A truly remarkable wine. And opened exactly at its peak – not one day too young, not one day too old. The vinous definition of Perfection. 100 points.
This Bordeaux Pauillac, was served at a kick-ass dinner prepared by my sister-and brother-in-law, Shelly and Mike, in Toronto.
The wine was filled with focused raspberry and mature fruit flavors, which leapt from the glass in a way that I can't ever recall experiencing a Bordeaux wine. It was almost as if some other younger, fresher wine was in this bottle, and yet the provenance of the wine was documented and its origin secure.
There were hints of graphite, minerals and earth beneath the fresh fruit top notes; a very elegant, complex wine in near-perfect pitch and harmony. 98 points.
This was the top-scoring wine of a two-week trip through Piemonte, Italy, in November.

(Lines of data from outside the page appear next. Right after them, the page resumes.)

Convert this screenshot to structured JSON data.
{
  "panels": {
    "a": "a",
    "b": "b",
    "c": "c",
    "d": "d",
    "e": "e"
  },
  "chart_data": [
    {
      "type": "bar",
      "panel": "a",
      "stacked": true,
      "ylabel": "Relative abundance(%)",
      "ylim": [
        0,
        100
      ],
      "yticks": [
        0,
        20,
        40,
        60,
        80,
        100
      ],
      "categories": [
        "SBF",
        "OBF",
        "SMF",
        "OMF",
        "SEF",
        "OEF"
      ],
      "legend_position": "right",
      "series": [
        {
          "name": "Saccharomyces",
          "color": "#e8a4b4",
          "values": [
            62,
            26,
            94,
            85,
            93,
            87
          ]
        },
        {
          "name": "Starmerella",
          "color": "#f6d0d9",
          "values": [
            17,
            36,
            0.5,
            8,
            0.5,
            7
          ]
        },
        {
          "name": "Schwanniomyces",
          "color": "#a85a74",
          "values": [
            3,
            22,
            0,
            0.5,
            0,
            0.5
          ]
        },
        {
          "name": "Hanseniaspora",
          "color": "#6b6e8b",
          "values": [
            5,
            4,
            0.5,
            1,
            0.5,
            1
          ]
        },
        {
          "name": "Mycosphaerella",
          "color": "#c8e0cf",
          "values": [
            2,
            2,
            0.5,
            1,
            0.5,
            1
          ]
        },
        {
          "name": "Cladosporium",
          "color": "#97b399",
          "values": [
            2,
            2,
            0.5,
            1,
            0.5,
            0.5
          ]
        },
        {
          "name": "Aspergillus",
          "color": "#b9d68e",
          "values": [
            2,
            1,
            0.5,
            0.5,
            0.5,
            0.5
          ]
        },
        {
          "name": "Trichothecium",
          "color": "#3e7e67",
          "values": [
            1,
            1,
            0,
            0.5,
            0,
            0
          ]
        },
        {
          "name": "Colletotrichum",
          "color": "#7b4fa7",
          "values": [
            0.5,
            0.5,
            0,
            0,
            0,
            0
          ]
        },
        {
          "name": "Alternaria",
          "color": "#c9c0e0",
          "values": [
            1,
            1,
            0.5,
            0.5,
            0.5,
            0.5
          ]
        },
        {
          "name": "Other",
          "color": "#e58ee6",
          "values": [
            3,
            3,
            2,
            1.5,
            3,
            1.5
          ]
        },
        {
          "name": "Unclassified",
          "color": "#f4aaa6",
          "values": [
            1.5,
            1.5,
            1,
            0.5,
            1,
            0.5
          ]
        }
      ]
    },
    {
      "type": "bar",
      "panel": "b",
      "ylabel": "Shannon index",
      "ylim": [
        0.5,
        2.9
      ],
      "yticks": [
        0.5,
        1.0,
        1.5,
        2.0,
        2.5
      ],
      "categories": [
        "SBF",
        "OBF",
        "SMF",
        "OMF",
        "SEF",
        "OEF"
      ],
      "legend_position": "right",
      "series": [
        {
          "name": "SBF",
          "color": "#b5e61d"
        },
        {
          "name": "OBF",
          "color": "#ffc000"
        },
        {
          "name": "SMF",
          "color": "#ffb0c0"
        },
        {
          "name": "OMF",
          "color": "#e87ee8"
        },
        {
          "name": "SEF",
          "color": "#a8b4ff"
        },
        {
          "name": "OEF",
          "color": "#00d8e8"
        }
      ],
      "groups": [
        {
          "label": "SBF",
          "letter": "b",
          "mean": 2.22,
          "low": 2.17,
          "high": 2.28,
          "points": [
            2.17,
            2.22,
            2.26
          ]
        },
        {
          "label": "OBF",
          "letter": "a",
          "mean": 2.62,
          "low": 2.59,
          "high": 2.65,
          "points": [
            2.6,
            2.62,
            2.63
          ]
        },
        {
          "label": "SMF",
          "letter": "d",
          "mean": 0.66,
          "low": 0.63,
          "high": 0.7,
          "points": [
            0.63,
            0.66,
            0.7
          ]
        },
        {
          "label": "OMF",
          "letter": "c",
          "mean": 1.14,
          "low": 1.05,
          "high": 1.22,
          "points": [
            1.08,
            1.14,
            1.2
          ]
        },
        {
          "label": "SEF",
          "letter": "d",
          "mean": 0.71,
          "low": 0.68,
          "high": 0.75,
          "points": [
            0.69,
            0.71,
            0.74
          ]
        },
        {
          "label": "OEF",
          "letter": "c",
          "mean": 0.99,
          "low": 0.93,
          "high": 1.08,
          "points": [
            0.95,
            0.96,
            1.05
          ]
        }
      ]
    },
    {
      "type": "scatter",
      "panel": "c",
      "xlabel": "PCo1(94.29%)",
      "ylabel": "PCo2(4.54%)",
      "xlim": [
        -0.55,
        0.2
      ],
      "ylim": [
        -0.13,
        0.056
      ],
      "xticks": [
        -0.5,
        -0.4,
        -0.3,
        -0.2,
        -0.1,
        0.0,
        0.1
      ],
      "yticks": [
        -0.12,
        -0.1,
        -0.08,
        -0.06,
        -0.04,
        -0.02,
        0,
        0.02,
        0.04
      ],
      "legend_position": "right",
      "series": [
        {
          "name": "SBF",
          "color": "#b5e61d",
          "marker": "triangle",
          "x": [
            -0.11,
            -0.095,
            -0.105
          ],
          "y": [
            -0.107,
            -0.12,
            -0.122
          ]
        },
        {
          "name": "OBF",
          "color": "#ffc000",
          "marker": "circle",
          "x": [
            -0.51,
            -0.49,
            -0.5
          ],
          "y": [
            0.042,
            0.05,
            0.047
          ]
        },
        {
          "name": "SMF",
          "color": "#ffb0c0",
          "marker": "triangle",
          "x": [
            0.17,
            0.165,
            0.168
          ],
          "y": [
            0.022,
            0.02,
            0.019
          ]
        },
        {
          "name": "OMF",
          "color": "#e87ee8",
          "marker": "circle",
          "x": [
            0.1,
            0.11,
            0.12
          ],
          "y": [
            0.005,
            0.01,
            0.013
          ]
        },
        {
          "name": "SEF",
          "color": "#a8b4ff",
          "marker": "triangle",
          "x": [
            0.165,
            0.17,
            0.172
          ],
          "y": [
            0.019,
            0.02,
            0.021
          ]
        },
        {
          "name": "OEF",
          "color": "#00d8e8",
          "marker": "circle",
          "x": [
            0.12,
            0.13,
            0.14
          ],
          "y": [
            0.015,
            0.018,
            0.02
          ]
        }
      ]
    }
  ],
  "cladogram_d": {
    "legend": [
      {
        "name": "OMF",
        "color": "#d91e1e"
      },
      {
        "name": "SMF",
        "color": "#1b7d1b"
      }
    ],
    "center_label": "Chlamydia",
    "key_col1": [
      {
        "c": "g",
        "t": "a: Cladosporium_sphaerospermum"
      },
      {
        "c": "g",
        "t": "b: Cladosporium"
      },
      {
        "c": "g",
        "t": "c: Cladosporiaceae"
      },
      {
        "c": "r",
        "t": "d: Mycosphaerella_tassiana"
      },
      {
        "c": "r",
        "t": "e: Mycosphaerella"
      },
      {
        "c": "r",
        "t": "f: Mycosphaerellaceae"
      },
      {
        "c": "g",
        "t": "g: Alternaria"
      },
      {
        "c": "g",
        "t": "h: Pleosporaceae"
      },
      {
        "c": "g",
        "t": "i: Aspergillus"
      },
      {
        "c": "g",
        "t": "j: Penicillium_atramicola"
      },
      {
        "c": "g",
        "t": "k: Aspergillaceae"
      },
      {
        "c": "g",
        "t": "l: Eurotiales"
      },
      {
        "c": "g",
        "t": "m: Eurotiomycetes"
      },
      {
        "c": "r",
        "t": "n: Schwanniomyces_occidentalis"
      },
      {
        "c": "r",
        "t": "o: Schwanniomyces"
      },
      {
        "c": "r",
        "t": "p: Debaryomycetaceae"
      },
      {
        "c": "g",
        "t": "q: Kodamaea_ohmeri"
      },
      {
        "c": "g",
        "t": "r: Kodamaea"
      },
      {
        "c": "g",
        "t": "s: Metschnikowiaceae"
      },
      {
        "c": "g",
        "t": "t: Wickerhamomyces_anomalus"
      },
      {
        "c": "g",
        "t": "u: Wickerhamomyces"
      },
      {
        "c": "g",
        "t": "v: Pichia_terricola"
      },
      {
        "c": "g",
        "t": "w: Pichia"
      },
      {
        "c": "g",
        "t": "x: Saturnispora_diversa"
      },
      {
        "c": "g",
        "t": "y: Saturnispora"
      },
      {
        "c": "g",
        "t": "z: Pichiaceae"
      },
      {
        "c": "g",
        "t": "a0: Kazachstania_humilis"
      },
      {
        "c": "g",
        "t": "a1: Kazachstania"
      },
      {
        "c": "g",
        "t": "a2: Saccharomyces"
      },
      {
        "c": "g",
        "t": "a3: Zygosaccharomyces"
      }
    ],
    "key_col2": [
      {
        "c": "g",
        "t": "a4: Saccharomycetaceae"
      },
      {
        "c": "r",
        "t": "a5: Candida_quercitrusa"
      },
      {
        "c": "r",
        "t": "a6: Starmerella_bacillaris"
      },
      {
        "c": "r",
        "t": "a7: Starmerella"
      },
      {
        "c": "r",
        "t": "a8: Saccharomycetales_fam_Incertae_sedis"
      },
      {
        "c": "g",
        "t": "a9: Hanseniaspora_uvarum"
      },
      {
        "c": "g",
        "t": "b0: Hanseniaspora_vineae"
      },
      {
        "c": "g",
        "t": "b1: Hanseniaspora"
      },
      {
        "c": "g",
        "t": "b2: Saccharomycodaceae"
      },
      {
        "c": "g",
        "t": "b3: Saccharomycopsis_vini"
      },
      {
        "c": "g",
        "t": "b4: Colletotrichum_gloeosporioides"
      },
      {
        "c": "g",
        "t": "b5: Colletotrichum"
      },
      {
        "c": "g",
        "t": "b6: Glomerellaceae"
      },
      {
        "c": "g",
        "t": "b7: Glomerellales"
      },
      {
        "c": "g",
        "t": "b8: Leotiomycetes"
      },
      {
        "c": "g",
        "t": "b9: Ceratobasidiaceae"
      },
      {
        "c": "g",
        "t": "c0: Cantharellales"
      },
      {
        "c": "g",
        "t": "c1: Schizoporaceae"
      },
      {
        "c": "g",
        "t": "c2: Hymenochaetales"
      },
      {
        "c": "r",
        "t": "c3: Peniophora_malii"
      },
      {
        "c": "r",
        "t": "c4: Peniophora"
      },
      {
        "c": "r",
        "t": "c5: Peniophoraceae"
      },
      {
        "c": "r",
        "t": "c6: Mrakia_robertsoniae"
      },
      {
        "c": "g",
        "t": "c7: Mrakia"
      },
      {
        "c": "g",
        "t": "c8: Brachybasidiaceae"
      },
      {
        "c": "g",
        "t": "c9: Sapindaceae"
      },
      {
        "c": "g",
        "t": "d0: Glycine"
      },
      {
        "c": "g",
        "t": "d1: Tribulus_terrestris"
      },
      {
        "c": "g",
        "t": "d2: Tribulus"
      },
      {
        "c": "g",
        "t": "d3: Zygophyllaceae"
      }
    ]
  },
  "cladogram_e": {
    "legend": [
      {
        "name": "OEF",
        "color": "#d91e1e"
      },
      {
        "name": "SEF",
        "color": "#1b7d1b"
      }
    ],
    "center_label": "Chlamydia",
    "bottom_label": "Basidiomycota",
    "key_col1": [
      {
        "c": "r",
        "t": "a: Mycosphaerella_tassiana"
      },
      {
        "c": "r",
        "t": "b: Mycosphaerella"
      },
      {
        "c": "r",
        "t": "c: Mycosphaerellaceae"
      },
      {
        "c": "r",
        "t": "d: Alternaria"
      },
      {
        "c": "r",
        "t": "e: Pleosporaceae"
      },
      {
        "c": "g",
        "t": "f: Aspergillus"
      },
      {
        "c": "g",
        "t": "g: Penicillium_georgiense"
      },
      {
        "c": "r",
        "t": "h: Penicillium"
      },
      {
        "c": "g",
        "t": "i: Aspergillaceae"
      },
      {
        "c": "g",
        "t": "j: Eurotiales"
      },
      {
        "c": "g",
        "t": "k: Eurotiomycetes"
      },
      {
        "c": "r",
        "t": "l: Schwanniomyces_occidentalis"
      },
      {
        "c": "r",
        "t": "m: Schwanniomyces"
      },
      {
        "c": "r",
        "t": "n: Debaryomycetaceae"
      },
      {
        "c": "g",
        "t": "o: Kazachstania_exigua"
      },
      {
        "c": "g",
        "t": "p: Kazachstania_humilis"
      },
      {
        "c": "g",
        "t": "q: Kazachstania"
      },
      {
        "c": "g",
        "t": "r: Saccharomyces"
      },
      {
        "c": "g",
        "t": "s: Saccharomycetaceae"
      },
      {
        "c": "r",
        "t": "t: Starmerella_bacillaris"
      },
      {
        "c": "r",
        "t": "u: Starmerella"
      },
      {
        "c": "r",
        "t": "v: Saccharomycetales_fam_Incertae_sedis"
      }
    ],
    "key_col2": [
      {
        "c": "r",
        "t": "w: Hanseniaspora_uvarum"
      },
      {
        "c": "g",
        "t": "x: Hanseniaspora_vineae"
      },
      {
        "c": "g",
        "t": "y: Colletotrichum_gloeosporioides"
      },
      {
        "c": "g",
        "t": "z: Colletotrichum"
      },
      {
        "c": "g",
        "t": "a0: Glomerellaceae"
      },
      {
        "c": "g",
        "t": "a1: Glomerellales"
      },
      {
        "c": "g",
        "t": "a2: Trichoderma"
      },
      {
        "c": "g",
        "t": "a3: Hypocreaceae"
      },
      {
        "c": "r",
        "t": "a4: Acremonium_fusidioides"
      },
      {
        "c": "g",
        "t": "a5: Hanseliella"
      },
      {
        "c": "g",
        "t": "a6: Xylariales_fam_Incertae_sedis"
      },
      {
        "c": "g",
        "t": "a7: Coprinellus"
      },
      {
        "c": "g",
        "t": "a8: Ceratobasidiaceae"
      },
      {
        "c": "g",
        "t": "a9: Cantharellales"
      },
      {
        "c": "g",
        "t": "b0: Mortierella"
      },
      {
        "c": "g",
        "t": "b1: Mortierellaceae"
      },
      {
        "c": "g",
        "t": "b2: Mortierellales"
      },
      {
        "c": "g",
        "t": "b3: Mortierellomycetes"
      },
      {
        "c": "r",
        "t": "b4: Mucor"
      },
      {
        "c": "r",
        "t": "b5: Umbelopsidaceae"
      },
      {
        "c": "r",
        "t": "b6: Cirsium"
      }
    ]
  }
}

Produced by Matteo Ascheri under the expert winemaking care of Giuliano Bedino, this wine lifted me out of my chair and took me to a place no other Barolo did on my wine tour.
Call this “Beyond Barolo” and you will understand what this wine is about; other-worldly.
The 2006 vintage, which I tasted, is not yet released (which is why a different vintage label is shown above), and probably will only make its way to the US market by this time next year; but put this wine on your calendar for release a year from now and circle in red:
“Get this wine when upon release in the fall of 2010!”
Matteo says that the 2006 vintage for Barolo (made from the Nebbiolo grape) is the best vintage in the region in the last 20 years. It sure-as-hell shows in this wine, a near-perfect example of great fruit turned into great wine.
The wine exhibits fresh ripe fruit flavors, pronounced muscle, chewy meat, flowery scents, and rich fat, all wrapped in an elegant package, handsomely balanced. 98 points.
One of my favorite winemakers in Napa Valley, Celia Welch (formerly Masyczek), poured nine of her handcrafted wines at an Acme Fine Wines (St. Helena) event in the spring.
Pictured above are some of the vineyard owners for whom Celia makes these tremendous wines, all which were available to taste at the Acme Event:
Hollywood & Vine, Scarecrow, Lindstrom, Keever, D.R. Stephens, Husic, Cornerstone, Fleming and (Celia’s own label) Corra.
Too much fun, too many wines, every one of them in the 95-98-point range.
(I guess I was being conservative; Parker just scored the 2007 Scarecrow a perfect 100 points.)